Bush’s Prospective Candidacy Overshadows Work of Texas Legislature

By: - March 5, 1999 12:00 am

AUSTIN, Texas – Lone Star state lawmakers are working their way through the biennial 140-day session of the Texas legislature under the white-hot glare of national attention generated by Republican Gov. George W. Bush’s probable presidential campaign.

While insisting the legislative session is his top priority, Bush earlier this week announced the formation of a presidential exploratory committee that allows him to start raising campaign funds. “I do have a compelling reason to consider running for president,” he told Texas reporters at a news conference Tuesday. “For my family and every family in America, I want the 21st Century to be prosperous.”

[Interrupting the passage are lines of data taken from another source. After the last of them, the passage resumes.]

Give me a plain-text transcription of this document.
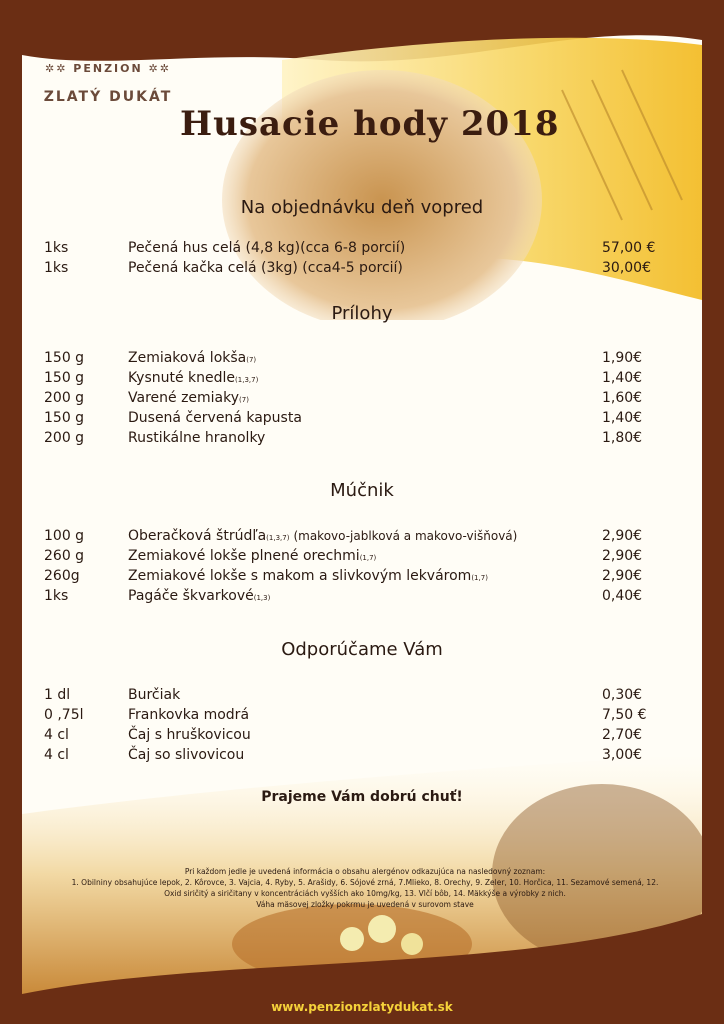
✲✲ PENZION ✲✲
ZLATÝ DUKÁT
Husacie hody 2018
Na objednávku deň vopred
1ks	Pečená hus celá (4,8 kg)(cca 6-8 porcií)	57,00 €
1ks	Pečená kačka celá (3kg) (cca4-5 porcií)	30,00€
Prílohy
150 g	Zemiaková lokša(7)	1,90€
150 g	Kysnuté knedle(1,3,7)	1,40€
200 g	Varené zemiaky(7)	1,60€
150 g	Dusená červená kapusta	1,40€
200 g	Rustikálne hranolky	1,80€
Múčnik
100 g	Oberačková štrúdľa(1,3,7) (makovo-jablková a makovo-višňová)	2,90€
260 g	Zemiakové lokše plnené orechmi(1,7)	2,90€
260g	Zemiakové lokše s makom a slivkovým lekvárom(1,7)	2,90€
1ks	Pagáče škvarkové(1,3)	0,40€
Odporúčame Vám
1 dl	Burčiak	0,30€
0 ,75l	Frankovka modrá	7,50 €
4 cl	Čaj s hruškovicou	2,70€
4 cl	Čaj so slivovicou	3,00€
Prajeme Vám dobrú chuť!
Pri každom jedle je uvedená informácia o obsahu alergénov odkazujúca na nasledovný zoznam:
1. Obilniny obsahujúce lepok, 2. Kôrovce, 3. Vajcia, 4. Ryby, 5. Arašidy, 6. Sójové zrná, 7.Mlieko, 8. Orechy, 9. Zeler, 10. Horčica, 11. Sezamové semená, 12.
Oxid siričitý a siričitany v koncentráciách vyšších ako 10mg/kg, 13. Vlčí bôb, 14. Mäkkýše a výrobky z nich.
Váha mäsovej zložky pokrmu je uvedená v surovom stave
www.penzionzlatydukat.sk
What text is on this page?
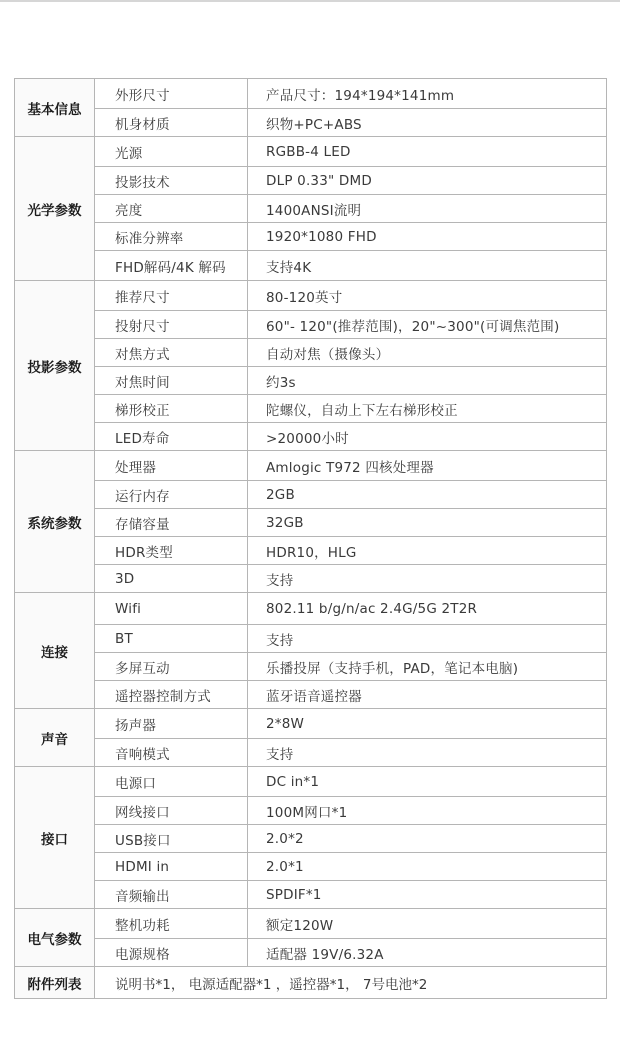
基本信息	外形尺寸	产品尺寸：194*194*141mm
	机身材质	织物+PC+ABS
光学参数	光源	RGBB-4 LED
	投影技术	DLP 0.33" DMD
	亮度	1400ANSI流明
	标准分辨率	1920*1080 FHD
	FHD解码/4K 解码	支持4K
投影参数	推荐尺寸	80-120英寸
	投射尺寸	60"- 120"(推荐范围)，20"~300"(可调焦范围)
	对焦方式	自动对焦（摄像头）
	对焦时间	约3s
	梯形校正	陀螺仪，自动上下左右梯形校正
	LED寿命	>20000小时
系统参数	处理器	Amlogic T972 四核处理器
	运行内存	2GB
	存储容量	32GB
	HDR类型	HDR10，HLG
	3D	支持
连接	Wifi	802.11 b/g/n/ac 2.4G/5G 2T2R
	BT	支持
	多屏互动	乐播投屏（支持手机，PAD，笔记本电脑)
	遥控器控制方式	蓝牙语音遥控器
声音	扬声器	2*8W
	音响模式	支持
接口	电源口	DC in*1
	网线接口	100M网口*1
	USB接口	2.0*2
	HDMI in	2.0*1
	音频输出	SPDIF*1
电气参数	整机功耗	额定120W
	电源规格	适配器 19V/6.32A
附件列表	说明书*1， 电源适配器*1 ，遥控器*1， 7号电池*2	
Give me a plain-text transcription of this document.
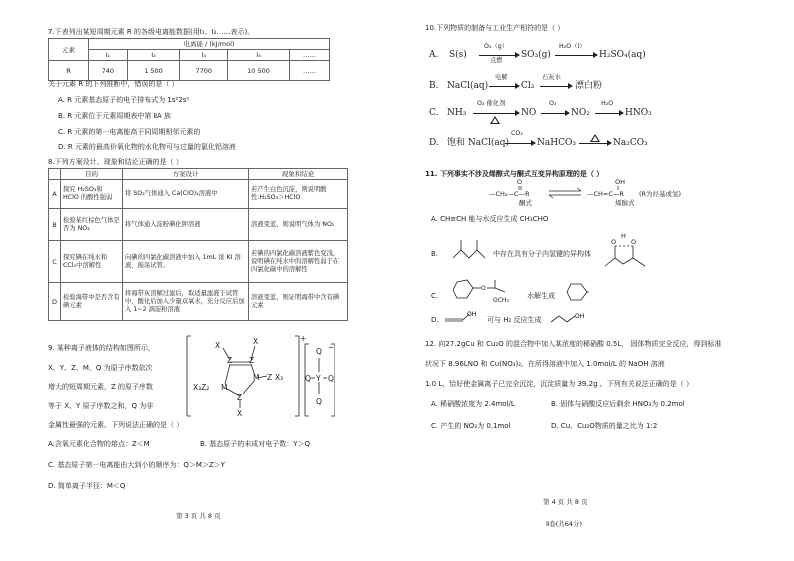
7.下表列出某短周期元素 R 的各级电离能数据(用I₁、I₂……表示)。
元素	电离能 / (kJ/mol)				
	I₁	I₂	I₃	I₄	……
R	740	1 500	7700	10 500	……
关于元素 R 的下列推断中，错误的是（ ）
A. R 元素基态原子的电子排布式为 1s²2s²
B. R 元素位于元素周期表中第 ⅡA 族
C. R 元素的第一电离能高于同周期相邻元素的
D. R 元素的最高价氧化物的水化物可与过量的氯化铝溶液
8.下列方案设计、现象和结论正确的是（ ）
	目的	方案设计	现象和结论
A	探究 H₂SO₃和 HClO 的酸性强弱	将 SO₂气体通入 Ca(ClO)₂溶液中	若产生白色沉淀，则说明酸性:H₂SO₃＞HClO
B	检验某红棕色气体是否为 NO₂	将气体通入淀粉碘化钾溶液	溶液变蓝，则说明气体为 NO₂
C	探究碘在纯水和 CCl₄中溶解性	向碘的四氯化碳溶液中加入 1mL 浓 KI 溶液，振荡试管。	若碘的四氯化碳溶液紫色变浅，说明碘在纯水中的溶解性弱于在四氯化碳中的溶解性
D	检验海带中是否含有碘元素	将海带灰溶解过滤后，取适量滤液于试管中，酸化后加入少量双氧水，充分反应后加入 1~2 滴淀粉溶液	溶液变蓝，则证明海带中含有碘元素
9. 某种离子液体的结构如图所示，
X、Y、Z、M、Q 为原子序数依次
增大的短周期元素，Z 的原子序数
等于 X、Y 原子序数之和，Q 为非
金属性最强的元素。下列说法正确的是（ ）
X
Z
X
Z
M Z X₃
X₃Z₂ M
Z
X
Q
Q Y Q
Q
+
−
A.含氧元素化合物的熔点：Z＜M	B. 基态原子的未成对电子数：Y＞Q
C. 基态原子第一电离能由大到小的顺序为：Q＞M＞Z＞Y
D. 简单离子半径：M＜Q
第 3 页 共 8 页
10.下列物质的制备与工业生产相符的是（ ）
A. S(s)
O₂（g）
点燃
SO₃(g)
H₂O（l）
H₂SO₄(aq)
B. NaCl(aq)
电解
Cl₂
石灰水
漂白粉
C. NH₃
O₂ 催化剂
NO
O₂
NO₂
H₂O
HNO₃
D. 饱和 NaCl(aq)
CO₂
NaHCO₃	Na₂CO₃
11. 下列事实不涉及烯醇式与酮式互变异构原理的是（ ）
—CH₂—C—R
O
酮式
—CH=C—R
OH
烯醇式
(R为烃基或氢)
A. CH≡CH 能与水反应生成 CH₃CHO
B.	中存在具有分子内氢键的异构体
O
H
O
C.
O
OCH₃
水解生成
D.
OH
可与 H₂ 反应生成	OH
12. 向27.2gCu 和 Cu₂O 的混合物中加入某浓度的稀硝酸 0.5L， 固体物质完全反应，得到标准
状况下 8.96LNO 和 Cu(NO₃)₂。在所得溶液中加入 1.0mol/L 的 NaOH 溶液
1.0 L，恰好使金属离子已完全沉淀，沉淀质量为 39.2g 。下列有关说法正确的是（ ）
A. 稀硝酸浓度为 2.4mol/L	B. 固体与硝酸反应后剩余 HNO₃为 0.2mol
C. 产生的 NO₃为 0.1mol	D. Cu、Cu₂O物质的量之比为 1:2
第 4 页 共 8 页
Ⅱ卷(共64分)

In his State of the State Address, Bush called on lawmakers to make the most out of the unusually close focus on him and them.

“We begin this session with a national spotlight on us. I have been asked about it. You have been asked about it. You didn’t ask for it but it is here anyway,” he said. “And we can either view it as a distraction, or seize it as an opportunity to show the world what limited and constructive government looks like.”

The scrutiny will be especially close on Bush’s legislative agenda which is, as usual, a narrow one. Overall, he and the lawmakers are confronting issues ranging from parental consent for abortions performed on minors to education to crime to nursing home reform.

Bush, the current odds-on favorite of most pundits to win next year’s Republican presidential nomination, says his top priority is the budget. And his top concern under that heading is public education.

Thanks to a strong economy, Texas lawmakers have a bucket of additional money to spend or use for tax cuts this year. The official revenue estimate says the state will have $94.1 billion in revenue for the next two-year budget cycle. The current two-year budget is $87 billion.

The lawmakers have lots of ideas about how to spend the added funds. Bush wants to spend $2 billion on property tax relief, and send another $1 billion to school districts to spend as they please, perhaps on teacher pay hikes.

His most ambitious initiative is a push to use the state’s standardized tests as the sole arbiter of whether third-, fifth- and eight-graders are promoted. It’s the keystone of his plan to end the “social promotions” that he says now shuffle kids from grade-to-grade with no guarantee that they’ve learned anything.

Bush’s plan, with a significant change, has won Senate approval and awaits House action. The retooled version includes a provision allowing for local school officials to decide whether students who fail the test should be promoted anyway. Bush endorsed the change as a legitimate injection of local control, but said he hopes promotion of students who fail the test will be the exception, rather than the rule.

The education debate also will include another attempt to win approval for a school voucher pilot program aimed at offering a private-school option for kids in low-performing public schools. Bush backs the idea, as does new Lt. Gov. Rick Perry, who enjoyed high-dollar financial support from pro-voucher forces in his successful race to replace retiring Lt. Gov. Bob Bullock.

Also high on the issues list are topics that will cause lawmakers to referee among business interests fighting for larger slices of particular pies.

Proponents of electric utility deregulation have been running TV ads for months. The electric companies and their big industrial customers favor deregulation, but there is no consensus on how to restructure the power industry in a new, competitive way.

The session’s telecommunications war pits Southwestern Bell against AT&T and other long-distance companies in a scuffle over access fees paid to Southwestern Bell by the long-distance providers. Bell says the fees help keep bills down for local service. But the long-distance companies say the fees cause artificially high rates for their customers.

On the gambling front, lottery officials, seeking to end the first sales slump since the games began in 1992, want lawmakers to undo a prize payout cut approved in 1997 and blamed, in part, for the sales decline.

Also on the legislature’s agenda before the session concludes on May 31:

An ongoing effort to pump up child support collection payments. A consultant’s report recommends leaving the chore at the attorney general’s office and seeing if new Attorney General John Cornyn can do a better job than his predecessor.

A rejuvenated effort to find a new method of judicial selection. Critics say the current system, in which all judges are elected, is an invitation to scandal as lawyers feed the political coffers of the judges in whose courts they practice. Bush remains a fan of the current system.

A start-from-scratch effort to find a place for a low-level radioactive waste dump. The Texas Natural Resource Conservation Commission last year turned down the Sierra Blanca site, 90 miles east of El Paso, into which millions of dollars had been poured in recent years.

The legislature’s crime-fighting work will center on efforts to do something about gangs, in prison and on the streets. Efforts are also underway to use civil commitment process to keep sex offenders in custody after their prison terms end.

Major welfare overhauls of recent years will be subject to tinkering, including possible changes in welfare-to-work requirements.

In the session’s most ambitious undertaking, key lawmakers are pushing a complete rewrite of the Texas Constitution. The 1876 version now on the books has been amended 377 times, and is generally viewed as an overly specific, patchwork. But even the framers of a proposed new version rate their effort as the longest of long shots.